Like 20th-century America, 19th-century France was a country perplexed by ethnic and linguistic diversity. Over the previous 800 years, the kingdom of France had expanded southward, westward, and eastward from Paris, but it had never truly absorbed its conquered territories. The French Revolution got rid of what remained of the old internal political boundaries: After 1789, for the first time, all of the French paid the same taxes, regardless of where they lived. But the Revolution did not efface the differences between peoples. Tombs repeats the estimate of the historian Eugen Weber that in the mid-19th century only 20 of the 83 departments of France were wholly French-speaking. In the 1870s, French was a foreign language for half the population of France. The rest spoke Flemish, Provencal, German, Breton, Basque, Catalan, and 88 dialects of standard French, among many other tongues. They looked almost as dissimilar as they sounded; and 19th-century Frenchmen believed that there were also profound differences in character among the people of the various regions of France.
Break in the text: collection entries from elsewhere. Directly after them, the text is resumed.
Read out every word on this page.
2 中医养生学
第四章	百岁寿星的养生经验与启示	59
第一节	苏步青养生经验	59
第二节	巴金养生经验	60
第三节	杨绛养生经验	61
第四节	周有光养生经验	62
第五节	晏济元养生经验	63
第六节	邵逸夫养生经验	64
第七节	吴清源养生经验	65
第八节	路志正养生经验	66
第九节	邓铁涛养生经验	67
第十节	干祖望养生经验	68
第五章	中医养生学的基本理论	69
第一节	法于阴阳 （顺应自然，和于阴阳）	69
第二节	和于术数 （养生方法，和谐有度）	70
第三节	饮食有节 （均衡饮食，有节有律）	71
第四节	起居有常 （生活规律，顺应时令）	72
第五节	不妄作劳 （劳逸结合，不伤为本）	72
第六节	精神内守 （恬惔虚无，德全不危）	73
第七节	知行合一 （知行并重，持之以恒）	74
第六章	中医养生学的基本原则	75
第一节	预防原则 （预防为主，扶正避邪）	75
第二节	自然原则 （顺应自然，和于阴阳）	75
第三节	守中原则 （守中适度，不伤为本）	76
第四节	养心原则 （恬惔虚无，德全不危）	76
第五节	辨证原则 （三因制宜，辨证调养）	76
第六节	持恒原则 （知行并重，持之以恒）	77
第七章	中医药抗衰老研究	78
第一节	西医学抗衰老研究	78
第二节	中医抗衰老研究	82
The French political Left was determined to absorb and eliminate all these local particularities in order to forge a republic “one and indivisible”: One reason that French republicans so disliked the church was its willingness to operate schools in the local speech. At first, this seems a response completely at odds with that of the American multiculturalist Left. But in both France and America, Left and Right have understood that there is an intimate connection between the governance of the state and the diversity of its population. The difference between the two situations is very largely tactical: In France it was the elimination of diversity that the Left saw as essential to its political dominance, while in America it is via the deconstruction of the country’s common linguistic and political culture that those on the left see their route to hegemony. In both 19th-century France and late 20th-century America, the failure to work out a settlement acceptable to all perforated a fault line through the very heart of the country — a fault line that in France at last snapped in 1940.
America in 1997 is rich, quiet, and secure. It seems unimaginable at this tranquil moment that any of that could ever change. But the only thing we positively do learn from history is that things do change, and not infrequently for the worse. What that “worse” might look like is something the comfortable Americans of today can learn a little about from the unhappy French of a century ago.